2018/05/08
近年、放置空き家が荒れた状態となり、既に建物の一部が崩れて隣家に直撃してしまいそうな状態にあるなど、問題は深刻化しています。
このような空き家による被害は、豪雪地帯などになると更に深刻です。例えば空き家の屋根に積もった雪下ろしを行わなければ、家が潰れてしまう可能性もでてくるからです。
雪下ろし作業を怠って隣家に被害を及ぼすと・・・
業者に雪下ろし作業を依頼した場合、仮に作業員を1人雇えば2万円で、3人で作業を行ってもらえば1回につき6万円かかります。ひと冬越すのに数十万円という出費がかさんでしまいます。
仮に実家が倒壊して隣家に被害を及ぼした場合には、民法第717条で規定されている「土地工作物責任」に基づいて修理代など損害額を請求されることになります。
土地工作物責任とは、土地に設置または保存された工作物(ここでは空き家を指します)が安全性を欠いている状態で、それにより他人に損害を与えた場合には占有者や所有者が責任を負うというものです。
豪雨による地盤の緩みで石垣が崩壊したら?
仮に雨が多い地域で、豪雨で地盤が緩んで石垣が崩壊し、隣接している家を全壊させてしまった場合なども同様です。
防ぐことができた可能性があったのに望ましい措置が取られなかったと判断されれば、石垣を所有する人に損害賠償が認定されます。
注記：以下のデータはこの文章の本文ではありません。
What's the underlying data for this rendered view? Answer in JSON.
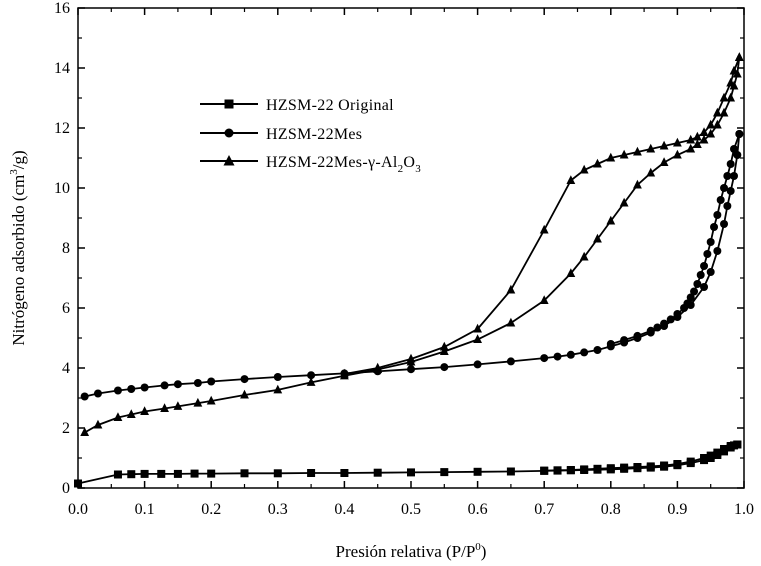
{
  "chart_data": {
    "type": "line",
    "xlabel": "Presión relativa (P/P",
    "xlabel_sup": "0",
    "xlabel_end": ")",
    "ylabel": "Nitrógeno adsorbido (cm",
    "ylabel_sup": "3",
    "ylabel_end": "/g)",
    "xlim": [
      0.0,
      1.0
    ],
    "ylim": [
      0,
      16
    ],
    "xticks": [
      "0.0",
      "0.1",
      "0.2",
      "0.3",
      "0.4",
      "0.5",
      "0.6",
      "0.7",
      "0.8",
      "0.9",
      "1.0"
    ],
    "yticks": [
      "0",
      "2",
      "4",
      "6",
      "8",
      "10",
      "12",
      "14",
      "16"
    ],
    "legend_position": "upper-left",
    "series": [
      {
        "name": "HZSM-22 Original",
        "legend_parts": [
          "HZSM-22 Original"
        ],
        "marker": "square",
        "adsorption": [
          [
            0.0,
            0.15
          ],
          [
            0.06,
            0.45
          ],
          [
            0.08,
            0.46
          ],
          [
            0.1,
            0.47
          ],
          [
            0.125,
            0.47
          ],
          [
            0.15,
            0.47
          ],
          [
            0.175,
            0.48
          ],
          [
            0.2,
            0.48
          ],
          [
            0.25,
            0.49
          ],
          [
            0.3,
            0.49
          ],
          [
            0.35,
            0.5
          ],
          [
            0.4,
            0.5
          ],
          [
            0.45,
            0.51
          ],
          [
            0.5,
            0.52
          ],
          [
            0.55,
            0.53
          ],
          [
            0.6,
            0.54
          ],
          [
            0.65,
            0.55
          ],
          [
            0.7,
            0.57
          ],
          [
            0.72,
            0.58
          ],
          [
            0.74,
            0.59
          ],
          [
            0.76,
            0.6
          ],
          [
            0.78,
            0.61
          ],
          [
            0.8,
            0.62
          ],
          [
            0.82,
            0.64
          ],
          [
            0.84,
            0.66
          ],
          [
            0.86,
            0.68
          ],
          [
            0.88,
            0.71
          ],
          [
            0.9,
            0.76
          ],
          [
            0.92,
            0.83
          ],
          [
            0.94,
            0.93
          ],
          [
            0.95,
            1.0
          ],
          [
            0.96,
            1.1
          ],
          [
            0.97,
            1.22
          ],
          [
            0.98,
            1.35
          ],
          [
            0.985,
            1.42
          ],
          [
            0.99,
            1.45
          ]
        ],
        "desorption": [
          [
            0.99,
            1.45
          ],
          [
            0.98,
            1.4
          ],
          [
            0.97,
            1.3
          ],
          [
            0.96,
            1.18
          ],
          [
            0.95,
            1.08
          ],
          [
            0.94,
            1.0
          ],
          [
            0.92,
            0.88
          ],
          [
            0.9,
            0.8
          ],
          [
            0.88,
            0.75
          ],
          [
            0.86,
            0.72
          ],
          [
            0.84,
            0.7
          ],
          [
            0.82,
            0.68
          ],
          [
            0.8,
            0.66
          ],
          [
            0.78,
            0.64
          ],
          [
            0.76,
            0.62
          ],
          [
            0.74,
            0.6
          ],
          [
            0.72,
            0.59
          ],
          [
            0.7,
            0.58
          ]
        ]
      },
      {
        "name": "HZSM-22Mes",
        "legend_parts": [
          "HZSM-22Mes"
        ],
        "marker": "circle",
        "adsorption": [
          [
            0.01,
            3.05
          ],
          [
            0.03,
            3.15
          ],
          [
            0.06,
            3.25
          ],
          [
            0.08,
            3.3
          ],
          [
            0.1,
            3.35
          ],
          [
            0.13,
            3.42
          ],
          [
            0.15,
            3.46
          ],
          [
            0.18,
            3.5
          ],
          [
            0.2,
            3.55
          ],
          [
            0.25,
            3.63
          ],
          [
            0.3,
            3.7
          ],
          [
            0.35,
            3.76
          ],
          [
            0.4,
            3.82
          ],
          [
            0.45,
            3.89
          ],
          [
            0.5,
            3.96
          ],
          [
            0.55,
            4.03
          ],
          [
            0.6,
            4.12
          ],
          [
            0.65,
            4.22
          ],
          [
            0.7,
            4.33
          ],
          [
            0.72,
            4.38
          ],
          [
            0.74,
            4.44
          ],
          [
            0.76,
            4.52
          ],
          [
            0.78,
            4.6
          ],
          [
            0.8,
            4.72
          ],
          [
            0.82,
            4.85
          ],
          [
            0.84,
            5.0
          ],
          [
            0.86,
            5.18
          ],
          [
            0.88,
            5.4
          ],
          [
            0.9,
            5.7
          ],
          [
            0.92,
            6.1
          ],
          [
            0.94,
            6.7
          ],
          [
            0.95,
            7.2
          ],
          [
            0.96,
            7.9
          ],
          [
            0.97,
            8.8
          ],
          [
            0.975,
            9.4
          ],
          [
            0.98,
            9.9
          ],
          [
            0.985,
            10.4
          ],
          [
            0.99,
            11.1
          ],
          [
            0.993,
            11.8
          ]
        ],
        "desorption": [
          [
            0.993,
            11.8
          ],
          [
            0.985,
            11.3
          ],
          [
            0.98,
            10.8
          ],
          [
            0.975,
            10.4
          ],
          [
            0.97,
            10.0
          ],
          [
            0.965,
            9.6
          ],
          [
            0.96,
            9.1
          ],
          [
            0.955,
            8.7
          ],
          [
            0.95,
            8.2
          ],
          [
            0.945,
            7.8
          ],
          [
            0.94,
            7.4
          ],
          [
            0.935,
            7.1
          ],
          [
            0.93,
            6.8
          ],
          [
            0.925,
            6.55
          ],
          [
            0.92,
            6.35
          ],
          [
            0.915,
            6.15
          ],
          [
            0.91,
            6.0
          ],
          [
            0.9,
            5.8
          ],
          [
            0.89,
            5.62
          ],
          [
            0.88,
            5.48
          ],
          [
            0.87,
            5.35
          ],
          [
            0.86,
            5.24
          ],
          [
            0.84,
            5.07
          ],
          [
            0.82,
            4.93
          ],
          [
            0.8,
            4.8
          ]
        ]
      },
      {
        "name": "HZSM-22Mes-γ-Al2O3",
        "legend_parts": [
          "HZSM-22Mes-γ-Al",
          "2",
          "O",
          "3"
        ],
        "marker": "triangle",
        "adsorption": [
          [
            0.01,
            1.85
          ],
          [
            0.03,
            2.1
          ],
          [
            0.06,
            2.35
          ],
          [
            0.08,
            2.45
          ],
          [
            0.1,
            2.55
          ],
          [
            0.13,
            2.65
          ],
          [
            0.15,
            2.72
          ],
          [
            0.18,
            2.83
          ],
          [
            0.2,
            2.9
          ],
          [
            0.25,
            3.1
          ],
          [
            0.3,
            3.27
          ],
          [
            0.35,
            3.52
          ],
          [
            0.4,
            3.74
          ],
          [
            0.45,
            3.95
          ],
          [
            0.5,
            4.2
          ],
          [
            0.55,
            4.55
          ],
          [
            0.6,
            4.95
          ],
          [
            0.65,
            5.5
          ],
          [
            0.7,
            6.25
          ],
          [
            0.74,
            7.15
          ],
          [
            0.76,
            7.7
          ],
          [
            0.78,
            8.3
          ],
          [
            0.8,
            8.9
          ],
          [
            0.82,
            9.5
          ],
          [
            0.84,
            10.1
          ],
          [
            0.86,
            10.5
          ],
          [
            0.88,
            10.85
          ],
          [
            0.9,
            11.1
          ],
          [
            0.92,
            11.3
          ],
          [
            0.93,
            11.45
          ],
          [
            0.94,
            11.6
          ],
          [
            0.95,
            11.8
          ],
          [
            0.96,
            12.1
          ],
          [
            0.97,
            12.5
          ],
          [
            0.98,
            13.0
          ],
          [
            0.985,
            13.4
          ],
          [
            0.99,
            13.8
          ],
          [
            0.993,
            14.35
          ]
        ],
        "desorption": [
          [
            0.993,
            14.35
          ],
          [
            0.985,
            13.9
          ],
          [
            0.98,
            13.5
          ],
          [
            0.97,
            13.0
          ],
          [
            0.96,
            12.5
          ],
          [
            0.95,
            12.1
          ],
          [
            0.94,
            11.85
          ],
          [
            0.93,
            11.7
          ],
          [
            0.92,
            11.6
          ],
          [
            0.9,
            11.5
          ],
          [
            0.88,
            11.4
          ],
          [
            0.86,
            11.3
          ],
          [
            0.84,
            11.2
          ],
          [
            0.82,
            11.1
          ],
          [
            0.8,
            11.0
          ],
          [
            0.78,
            10.8
          ],
          [
            0.76,
            10.6
          ],
          [
            0.74,
            10.25
          ],
          [
            0.7,
            8.6
          ],
          [
            0.65,
            6.6
          ],
          [
            0.6,
            5.3
          ],
          [
            0.55,
            4.7
          ],
          [
            0.5,
            4.3
          ],
          [
            0.45,
            4.0
          ],
          [
            0.4,
            3.8
          ]
        ]
      }
    ]
  }
}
倒壊事故でケガを負った人や亡くなった人などがいれば、安全性を欠いていると判断されれば賠償責任を負うと考えておきましょう。
家のシロアリによる被害は空き家が原因?
では家にシロアリが発生した時、隣家の空き家で発生したシロアリが影響するという被害などは考えられるのでしょうか。
シロアリは成虫になれば羽アリになり、新たなエサ場に旅立っていきます。生態的にはじめじめとした湿気のある場所を好むため、管理されていない空き家はシロアリにとって格好のエサ場と言えます。
そのため、家の近所に空き家や空き倉庫などがあると、シロアリの影響を受けると考えてしまうのは無理ないでしょう。
ただしシロアリは、種類にもよりますが基本的には発生源から移動して増殖することはほとんどありません。注意したいのはシロアリ被害にあった空き家の景観が悪くなること、そして耐震性に問題が発生するため、倒壊の危険性が考えられるという点です。
空き家は放置しないことが原則!
家屋倒壊による被害は様々ですが、害虫や害獣の棲み家になりやすいのは事実ですし、衛生面も景観にも悪影響を及ぼします。何よりも倒壊する危険性が高い場合、隣家の住民にとっては不安材料でしかありません。
このように近隣の住民に不安や迷惑をかけないためにも、空き家は放置せず適切な管理を行うことが必要だと言えるでしょう。